米司法省は米国時間9月8日に,全米不動産協会(NAR:NATIONAL ASSOCIATION OF REALTORS)を独占禁止法違反で提訴したことを明らかにした。NARのポリシーが不動産仲介業者のインターネット活用を妨害し,業界の競争を制限しているというもの。

 司法省は同日,シカゴの連邦地方裁判所に訴訟を申請。「インターネット・ベースの革新的なツールを使えば,消費者により良いサービスをより低コストで提供できるにもかかわらず,NARのポリシーは,消費者が市場競争の十分な恩恵を受けることを妨げている。時代遅れのビジネス・モデルに押し込め,値引きを困難にしている」と主張した。

 司法省によると,NARはポリシーの修正を受け入れる発表を同日行ったが,「修正後のポリシーも,革新的仲介業者を差別しており,問題を解決するものではない」(司法省)。
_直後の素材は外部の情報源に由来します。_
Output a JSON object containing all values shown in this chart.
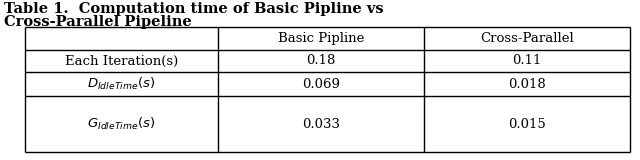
{
  "title_line1": "Table 1.  Computation time of Basic Pipline vs",
  "title_line2": "Cross-Parallel Pipeline",
  "col_headers": [
    "",
    "Basic Pipline",
    "Cross-Parallel"
  ],
  "row_labels": [
    "Each Iteration(s)",
    "$D_{IdleTime}(s)$",
    "$G_{IdleTime}(s)$"
  ],
  "values": [
    [
      "0.18",
      "0.11"
    ],
    [
      "0.069",
      "0.018"
    ],
    [
      "0.033",
      "0.015"
    ]
  ],
  "background_color": "#ffffff",
  "text_color": "#000000",
  "title_fontsize": 10.5,
  "table_fontsize": 9.5
}
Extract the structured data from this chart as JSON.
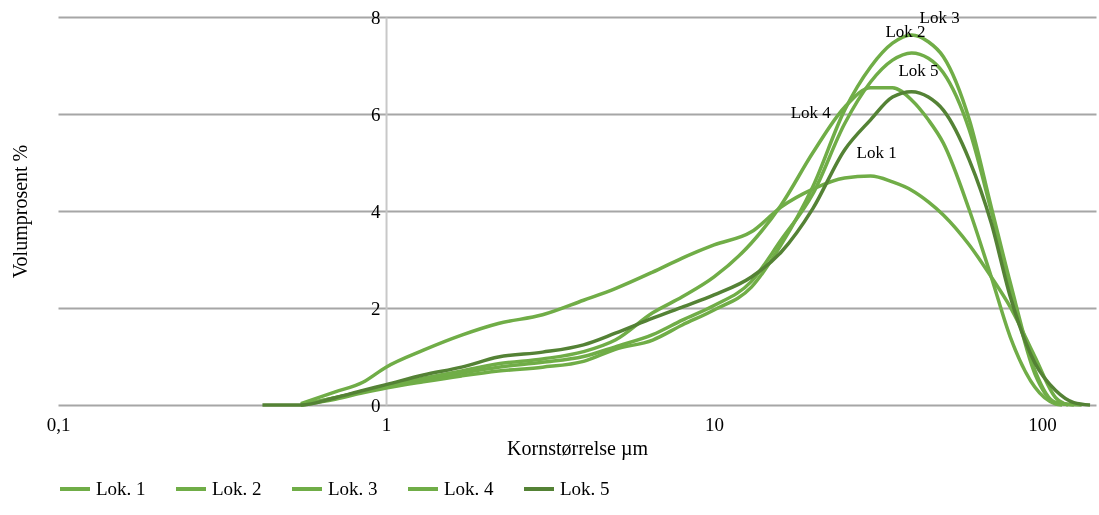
{
  "chart_data": {
    "type": "line",
    "xlabel": "Kornstørrelse µm",
    "ylabel": "Volumprosent %",
    "series": [
      {
        "name": "Lok. 1",
        "color": "#70ad47",
        "x": [
          0.55,
          0.7,
          0.85,
          1,
          1.3,
          1.7,
          2.2,
          3,
          4,
          5,
          6.5,
          8,
          10,
          13,
          16,
          20,
          25,
          30,
          35,
          40,
          45,
          50,
          60,
          70,
          80,
          95,
          110,
          120
        ],
        "values": [
          0.03,
          0.27,
          0.47,
          0.78,
          1.13,
          1.44,
          1.68,
          1.86,
          2.16,
          2.4,
          2.74,
          3.03,
          3.3,
          3.57,
          4.08,
          4.45,
          4.68,
          4.72,
          4.6,
          4.43,
          4.19,
          3.92,
          3.3,
          2.64,
          2.02,
          1.0,
          0.15,
          0
        ]
      },
      {
        "name": "Lok. 2",
        "color": "#70ad47",
        "x": [
          0.55,
          0.7,
          0.85,
          1,
          1.3,
          1.7,
          2.2,
          3,
          4,
          5,
          6.5,
          8,
          10,
          13,
          16,
          20,
          25,
          30,
          35,
          40,
          45,
          50,
          60,
          70,
          80,
          95,
          110,
          125
        ],
        "values": [
          0,
          0.15,
          0.28,
          0.38,
          0.52,
          0.66,
          0.78,
          0.88,
          1.0,
          1.2,
          1.45,
          1.75,
          2.05,
          2.55,
          3.4,
          4.35,
          5.8,
          6.66,
          7.11,
          7.26,
          7.15,
          6.85,
          5.67,
          4.0,
          2.45,
          0.65,
          0.05,
          0
        ]
      },
      {
        "name": "Lok. 3",
        "color": "#70ad47",
        "x": [
          0.55,
          0.7,
          0.85,
          1,
          1.3,
          1.7,
          2.2,
          3,
          4,
          5,
          6.5,
          8,
          10,
          13,
          16,
          20,
          25,
          30,
          35,
          40,
          45,
          50,
          60,
          70,
          80,
          95,
          110,
          132
        ],
        "values": [
          0,
          0.12,
          0.25,
          0.35,
          0.48,
          0.6,
          0.7,
          0.78,
          0.9,
          1.15,
          1.34,
          1.65,
          1.96,
          2.43,
          3.3,
          4.5,
          6.08,
          6.97,
          7.46,
          7.63,
          7.49,
          7.18,
          5.88,
          4.08,
          2.52,
          0.72,
          0.05,
          0
        ]
      },
      {
        "name": "Lok. 4",
        "color": "#70ad47",
        "x": [
          0.55,
          0.7,
          0.85,
          1,
          1.3,
          1.7,
          2.2,
          3,
          4,
          5,
          6.5,
          8,
          10,
          13,
          16,
          20,
          25,
          30,
          35,
          40,
          45,
          50,
          60,
          70,
          80,
          95,
          110,
          115
        ],
        "values": [
          0,
          0.15,
          0.28,
          0.4,
          0.55,
          0.7,
          0.85,
          0.95,
          1.1,
          1.34,
          1.9,
          2.23,
          2.64,
          3.34,
          4.12,
          5.2,
          6.14,
          6.54,
          6.54,
          6.29,
          5.88,
          5.4,
          4.02,
          2.64,
          1.4,
          0.37,
          0.02,
          0
        ]
      },
      {
        "name": "Lok. 5",
        "color": "#548235",
        "x": [
          0.42,
          0.55,
          0.7,
          0.85,
          1,
          1.3,
          1.7,
          2.2,
          3,
          4,
          5,
          6.5,
          8,
          10,
          13,
          16,
          20,
          25,
          30,
          35,
          40,
          45,
          50,
          60,
          70,
          80,
          95,
          110,
          125,
          140
        ],
        "values": [
          0,
          0,
          0.15,
          0.3,
          0.42,
          0.62,
          0.78,
          0.99,
          1.09,
          1.24,
          1.48,
          1.79,
          2.02,
          2.27,
          2.64,
          3.15,
          4.05,
          5.26,
          5.88,
          6.35,
          6.46,
          6.35,
          6.08,
          5.05,
          3.75,
          2.23,
          0.87,
          0.3,
          0.05,
          0
        ]
      }
    ],
    "annotations": [
      {
        "text": "Lok 3",
        "x": 40,
        "y": 7.63
      },
      {
        "text": "Lok 2",
        "x": 40,
        "y": 7.26
      },
      {
        "text": "Lok 5",
        "x": 42,
        "y": 6.46
      },
      {
        "text": "Lok 4",
        "x": 24,
        "y": 5.8
      },
      {
        "text": "Lok 1",
        "x": 30,
        "y": 4.72
      }
    ],
    "log": "x",
    "xlim": [
      0.1,
      146
    ],
    "xticks": [
      {
        "value": 0.1,
        "label": "0,1"
      },
      1,
      10,
      100
    ],
    "ylim": [
      0,
      8
    ],
    "yticks": [
      0,
      2,
      4,
      6,
      8
    ],
    "grid": "y",
    "legend": "bottom",
    "line_style": "solid",
    "marker": "none"
  }
}
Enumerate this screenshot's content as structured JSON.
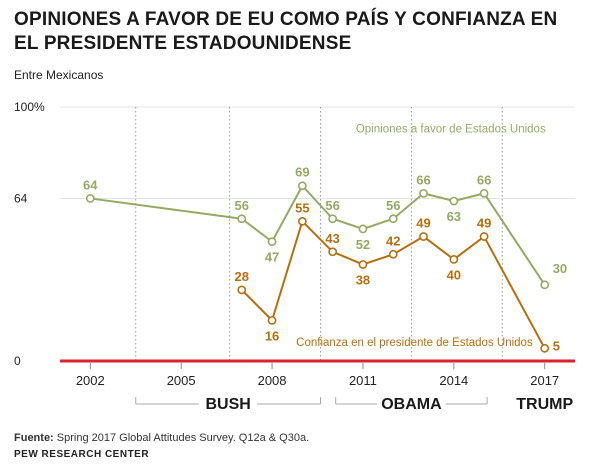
{
  "title": "OPINIONES A FAVOR DE EU COMO PAÍS Y CONFIANZA EN EL PRESIDENTE ESTADOUNIDENSE",
  "subtitle": "Entre Mexicanos",
  "colors": {
    "favorable": "#94aa63",
    "confidence": "#b56f0e",
    "baseline": "#d9242f",
    "grid": "#e3e3e3",
    "dotted": "#9a9a9a"
  },
  "chart_data": {
    "type": "line",
    "title": "Opiniones a favor de EU como país y confianza en el presidente estadounidense",
    "xlabel": "",
    "ylabel": "",
    "xlim": [
      2001,
      2018
    ],
    "ylim": [
      0,
      100
    ],
    "y_tick_labels": [
      {
        "value": 100,
        "label": "100%"
      },
      {
        "value": 64,
        "label": "64"
      },
      {
        "value": 0,
        "label": "0"
      }
    ],
    "x_ticks": [
      2002,
      2005,
      2008,
      2011,
      2014,
      2017
    ],
    "presidency_dividers": [
      2003.5,
      2006.6,
      2009.6,
      2012.6,
      2015.6
    ],
    "eras": [
      {
        "name": "BUSH",
        "from": 2003.5,
        "to": 2009.6
      },
      {
        "name": "OBAMA",
        "from": 2010.1,
        "to": 2015.1
      },
      {
        "name": "TRUMP",
        "from": 2017,
        "to": 2017
      }
    ],
    "series": [
      {
        "name": "Opiniones a favor de Estados Unidos",
        "color": "#94aa63",
        "label_value": 2013.9,
        "label_y": 90,
        "x": [
          2002,
          2007,
          2008,
          2009,
          2010,
          2011,
          2012,
          2013,
          2014,
          2015,
          2017
        ],
        "values": [
          64,
          56,
          47,
          69,
          56,
          52,
          56,
          66,
          63,
          66,
          30
        ]
      },
      {
        "name": "Confianza en el presidente de Estados Unidos",
        "color": "#b56f0e",
        "label_value": 2012.7,
        "label_y": 6,
        "x": [
          2007,
          2008,
          2009,
          2010,
          2011,
          2012,
          2013,
          2014,
          2015,
          2017
        ],
        "values": [
          28,
          16,
          55,
          43,
          38,
          42,
          49,
          40,
          49,
          5
        ]
      }
    ]
  },
  "footer": {
    "source_label": "Fuente:",
    "source_text": " Spring 2017 Global Attitudes Survey. Q12a & Q30a.",
    "org": "PEW RESEARCH CENTER"
  }
}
 仲介業者は,オフィスでの手渡し,郵便,ファクス,電子メールなど,さまざまな手段で物件情報を提供している。一部の仲介業者が最近,インターネット経由の情報サービスを開始し,顧客が家庭のパソコンから,パスワード保護された不動産情報データベースにアクセスできるようにした。しかし,NARのポリシーにより,伝統的な仲介業者は競合事業者の顧客からのオンライン・アクセスを拒否できるため,インターネットでサービスを展開する仲介業者は,データベースのフル活用を顧客に提供できずにいるという。